Chief revenue officer (CRO) is not only a relatively new title, but it is the fastest-growing job in the United States over the past five years, Fast Company reported, using data from LinkedIn.
Also
known as head of revenue operations (RevOps) or head of revenue
management, the job draws from a number of skills and backgrounds, such
as sales operations, customer relationship management (CRM) and data
analysis.
“Heads of revenue operations oversee all aspects of an
organization’s revenue-generating activities, often working closely with
sales and marketing teams to ensure go-to market strategies support
business goals and revenue growth,” LinkedIn stated.
The hot
spots for hiring of this position are San Francisco, New York and Los
Angeles.

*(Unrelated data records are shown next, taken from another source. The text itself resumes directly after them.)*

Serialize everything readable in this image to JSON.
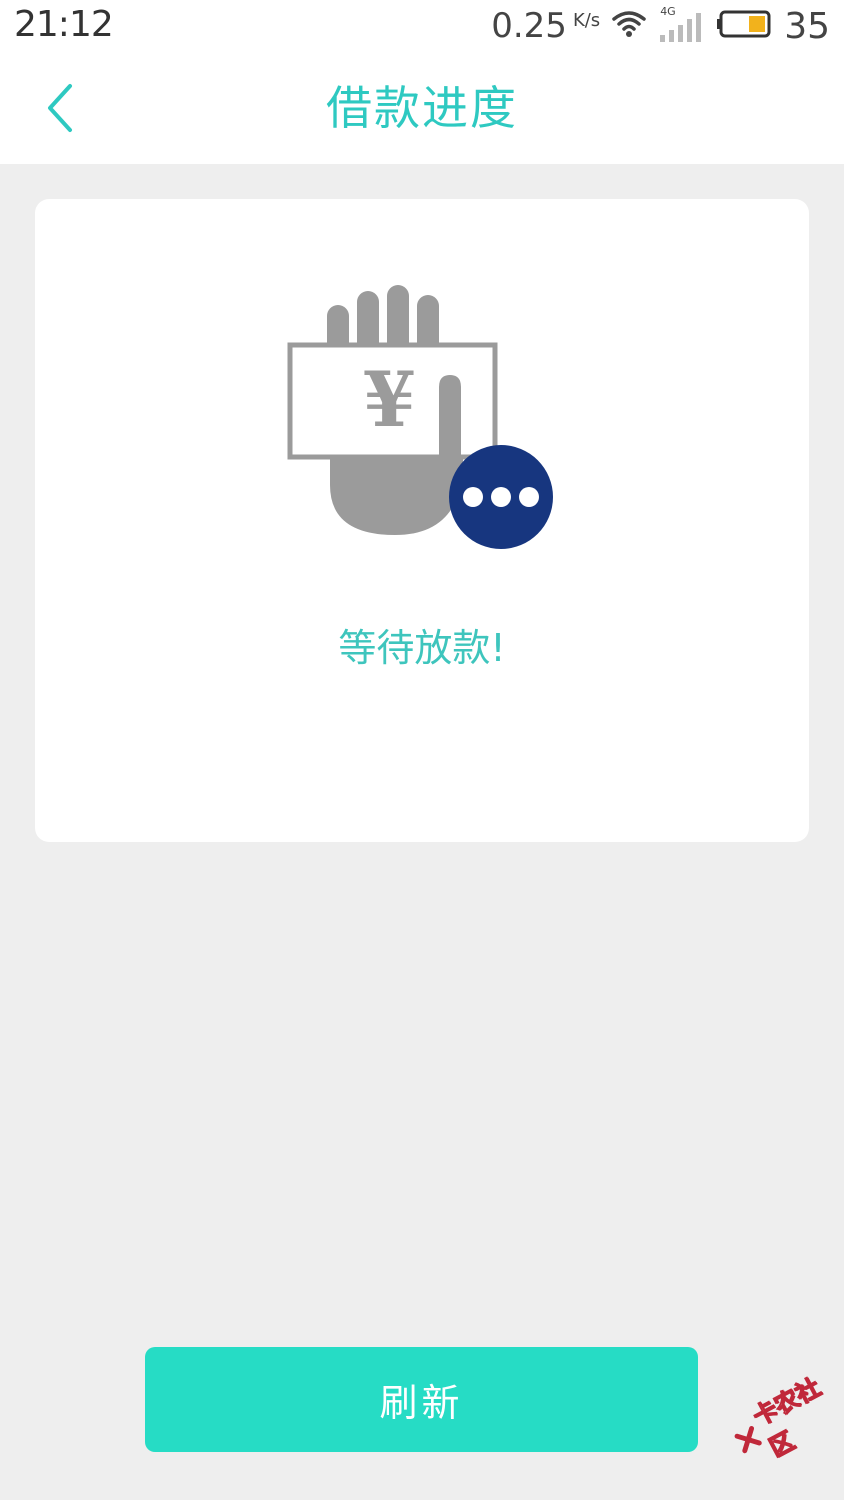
{
  "status_bar": {
    "time": "21:12",
    "net_speed": "0.25",
    "net_unit": "K/s",
    "signal_type": "4G",
    "battery_level": "35",
    "icons": [
      "wifi-icon",
      "signal-icon",
      "battery-icon"
    ]
  },
  "header": {
    "title": "借款进度",
    "back_icon": "chevron-left-icon"
  },
  "card": {
    "illustration_icon": "hand-money-pending-icon",
    "currency_symbol": "¥",
    "message": "等待放款!"
  },
  "footer": {
    "refresh_label": "刷新"
  },
  "watermark": {
    "text": "卡农社区"
  },
  "colors": {
    "accent": "#2ec9c1",
    "button": "#26dcc5",
    "badge": "#17367f",
    "icon_gray": "#9b9b9b",
    "background": "#eeeeee"
  }
}
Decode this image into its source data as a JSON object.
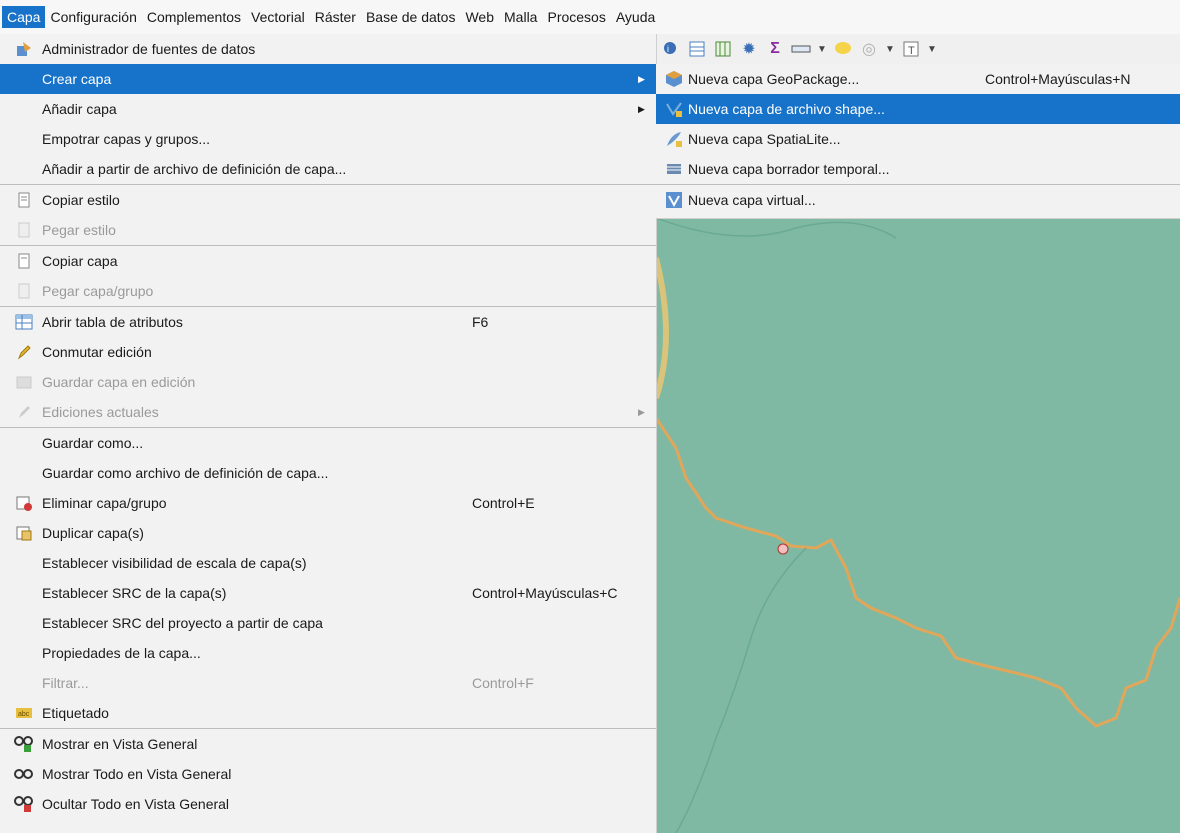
{
  "menubar": {
    "items": [
      "Capa",
      "Configuración",
      "Complementos",
      "Vectorial",
      "Ráster",
      "Base de datos",
      "Web",
      "Malla",
      "Procesos",
      "Ayuda"
    ]
  },
  "layer_menu": {
    "items": [
      {
        "label": "Administrador de fuentes de datos",
        "icon": "data-source-manager-icon"
      },
      {
        "label": "Crear capa",
        "submenu": true,
        "highlighted": true
      },
      {
        "label": "Añadir capa",
        "submenu": true
      },
      {
        "label": "Empotrar capas y grupos..."
      },
      {
        "label": "Añadir a partir de archivo de definición de capa..."
      },
      {
        "label": "Copiar estilo",
        "icon": "copy-style-icon"
      },
      {
        "label": "Pegar estilo",
        "icon": "paste-style-icon",
        "disabled": true
      },
      {
        "label": "Copiar capa",
        "icon": "copy-layer-icon"
      },
      {
        "label": "Pegar capa/grupo",
        "icon": "paste-layer-icon",
        "disabled": true
      },
      {
        "label": "Abrir tabla de atributos",
        "icon": "attribute-table-icon",
        "shortcut": "F6"
      },
      {
        "label": "Conmutar edición",
        "icon": "pencil-icon"
      },
      {
        "label": "Guardar capa en edición",
        "icon": "save-edits-icon",
        "disabled": true
      },
      {
        "label": "Ediciones actuales",
        "icon": "current-edits-icon",
        "disabled": true,
        "submenu": true
      },
      {
        "label": "Guardar como..."
      },
      {
        "label": "Guardar como archivo de definición de capa..."
      },
      {
        "label": "Eliminar capa/grupo",
        "icon": "remove-layer-icon",
        "shortcut": "Control+E"
      },
      {
        "label": "Duplicar capa(s)",
        "icon": "duplicate-layer-icon"
      },
      {
        "label": "Establecer visibilidad de escala de capa(s)"
      },
      {
        "label": "Establecer SRC de la capa(s)",
        "shortcut": "Control+Mayúsculas+C"
      },
      {
        "label": "Establecer SRC del proyecto a partir de capa"
      },
      {
        "label": "Propiedades de la capa..."
      },
      {
        "label": "Filtrar...",
        "disabled": true,
        "shortcut": "Control+F"
      },
      {
        "label": "Etiquetado",
        "icon": "labeling-icon"
      },
      {
        "label": "Mostrar en Vista General",
        "icon": "overview-show-icon"
      },
      {
        "label": "Mostrar Todo en Vista General",
        "icon": "overview-all-icon"
      },
      {
        "label": "Ocultar Todo en Vista General",
        "icon": "overview-hide-icon"
      }
    ]
  },
  "create_layer_submenu": {
    "items": [
      {
        "label": "Nueva capa GeoPackage...",
        "shortcut": "Control+Mayúsculas+N",
        "icon": "geopackage-icon"
      },
      {
        "label": "Nueva capa de archivo shape...",
        "highlighted": true,
        "icon": "shapefile-icon"
      },
      {
        "label": "Nueva capa SpatiaLite...",
        "icon": "spatialite-icon"
      },
      {
        "label": "Nueva capa borrador temporal...",
        "icon": "scratch-layer-icon"
      },
      {
        "label": "Nueva capa virtual...",
        "icon": "virtual-layer-icon"
      }
    ]
  },
  "toolbar": {
    "icons": [
      "identify-icon",
      "table-icon",
      "grid-icon",
      "gear-icon",
      "sum-icon",
      "measure-icon",
      "tooltip-icon",
      "zoom-icon",
      "text-annotation-icon"
    ]
  },
  "colors": {
    "menu_highlight": "#1773c9",
    "map_water": "#7fb9a4",
    "river": "#e0a75a"
  }
}
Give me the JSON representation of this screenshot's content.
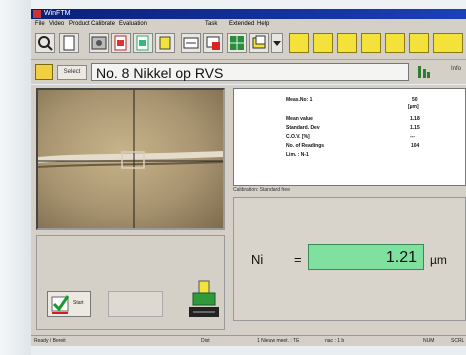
{
  "window": {
    "title": "WinFTM"
  },
  "menu": [
    "File",
    "Video",
    "Product",
    "Calibrate",
    "Evaluation",
    "Task",
    "Extended",
    "Help"
  ],
  "toolbar": {
    "tools": [
      "magnifier-icon",
      "new-doc-icon",
      "photo-tool-icon",
      "red-doc-icon",
      "green-doc-icon",
      "yellow-tool-icon",
      "measure-tool-icon",
      "red-flag-icon",
      "green-grid-icon",
      "stack-icon",
      "dropdown-icon"
    ],
    "yellow_buttons": 7
  },
  "sample": {
    "select_label": "Select",
    "name": "No. 8  Nikkel op RVS",
    "rr_label": "Info"
  },
  "results": {
    "rows": [
      {
        "label": "Meas.No: 1",
        "value": "50"
      },
      {
        "label": "",
        "value": "[µm]"
      },
      {
        "label": "Mean value",
        "value": "1.18"
      },
      {
        "label": "Standard. Dev",
        "value": "1.15"
      },
      {
        "label": "C.O.V. [%]",
        "value": "---"
      },
      {
        "label": "No. of Readings",
        "value": "104"
      },
      {
        "label": "Lim. : N-1",
        "value": ""
      }
    ],
    "calibration_label": "Calibration: Standard free"
  },
  "measurement": {
    "element": "Ni",
    "equals": "=",
    "value": "1.21",
    "unit": "µm"
  },
  "controls": {
    "start_label": "Start"
  },
  "status": [
    "Ready / Bereit",
    "Dist",
    "1  Nieuw  meet. : TE",
    "nac : 1 b",
    "NUM",
    "SCRL"
  ],
  "colors": {
    "title_bar": "#0a1f7a",
    "value_box": "#7fe0a0",
    "ui_gray": "#d4d0c8"
  }
}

The gender distribution is uneven, as men currently hold 64
percent of these roles, according to LinkedIn.
“CROs can cut
through the tangled and counterproductive bureaucracy to forge new paths
grounded firmly in data, customer desires, and high-level problem
solving wrote Erol Toker, the founder and CEO of Kitt AI, an artificial intelligence bot platform, in Fast Company. “This is why
more CEOs are betting on CROs.”
In generating revenue as
efficiently as possible, “they see revenue as one holistic journey, not
broken up into stages like marketing, sales, and customer service,” he
wrote. Accordingly, they break down existing processes and create new
ones by applying RevOps methodologies to identify the root cause of
problems such as difficulties in closing sales deals or the buying
process itself.
“A CRO can restructure the buying process around
the ideal, uncomplicated buyer journey,” he wrote. “They look at data
from happy buyers to understand what drew them in, and data from those
who dropped out of the journey to assess what’s not working for them.”
CROs
can also change how employees work. The use of automation “will ultimately drive sales reps and others away from
low-value tasks, and towards all the work that moves the needle,” he
wrote. Of course, “CROs will always need high-level thinkers who will be
able to analyze data and identify solutions,” he added.
“CROs
will use RevOps techniques to figure out the lowest friction way for
potential customers to get from A to B to C—and they will need to work
with employees to make this happen,” he concluded. “If the data [are]
correct, and CROs are the fast-growing job title, we should all prepare
to work with CROs as well.”
The second-fasting growing job, according to the LinkedIn report, is human resources analytics manager, followed by diversity and inclusion manager, truck driver and employee experience manager.